"Deepwater Horizon"-Katastrophe Öl schädigt Korallen in der Tiefe

Deutlicher Schaden: Eine gesunde Koralle im November 2010 - und zwei Monate später
Foto: Lophelia II/ BOEM/ NOAA/ OER/ WHOIHamburg - Am 20. April explodierte die Bohrplattform "Deepwater Horizon" im Golf von Mexiko - und es dauerte 88 Tage, bis die Ölquelle in der Tiefe verschlossen werden konnte. Rund 780 Millionen Liter Öl strömten derweil aus, auf mehr als 1000 Kilometern Küste mussten Helfer gegen die Folgen der Katastrophe kämpfen. Unzählige Tiere starben - Fische, Pelikane, Schildkröten. Fischer durften ihrer Arbeit monatelang nicht nachgehen.
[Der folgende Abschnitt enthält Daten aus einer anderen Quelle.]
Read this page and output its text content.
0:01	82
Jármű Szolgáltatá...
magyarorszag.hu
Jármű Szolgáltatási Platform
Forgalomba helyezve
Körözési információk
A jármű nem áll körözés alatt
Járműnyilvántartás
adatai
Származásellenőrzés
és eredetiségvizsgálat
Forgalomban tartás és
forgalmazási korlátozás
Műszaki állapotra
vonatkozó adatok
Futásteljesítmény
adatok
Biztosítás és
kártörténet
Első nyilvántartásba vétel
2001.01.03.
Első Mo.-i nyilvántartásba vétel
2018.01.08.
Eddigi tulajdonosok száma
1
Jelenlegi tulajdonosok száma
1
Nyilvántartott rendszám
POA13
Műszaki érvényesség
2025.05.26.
US-Präsident Barack Obama sprach von der "schlimmsten ökologischen Katastrophe", mit der es Amerika je zu tun gehabt habe. Jetzt werden, rund zwei Jahre nach dem Unfall, weitere Umweltfolgen bekannt: Expeditionen mit einem Tauchroboter belegten, dass die Korallen teils starke Stresssymptome zeigen.
Im Fachblatt "Proceedings of the National Academy of Sciences" berichten die Forscher zudem, dass die Korallen zum Teil von einer flockigen Schicht aus ölhaltigem Material überzogen sind. Die Untersuchung von Proben der Flockenschicht ergab, dass das darin enthaltene Öl mit hoher Wahrscheinlichkeit aus der "Deepwater Horizon"-Bohrung stammt.
Korallen verlieren Gewebe
Helen White vom Haverford College im US-Staat Pennsylvania und ihre Mitarbeiter hatten im Oktober und November 2010 - also sechs Monate nach dem Unglück und drei Monate nachdem das Bohrloch verschlossen wurde - an insgesamt elf Stellen Korallenkolonien mit einem ferngesteuerten Tauchroboter untersucht. Alle befanden sich in mehr als 20 Kilometer Entfernung von der Unglücksstelle in Tiefen zwischen 290 und 2600 Metern. Alle Kolonien erschienen gesund.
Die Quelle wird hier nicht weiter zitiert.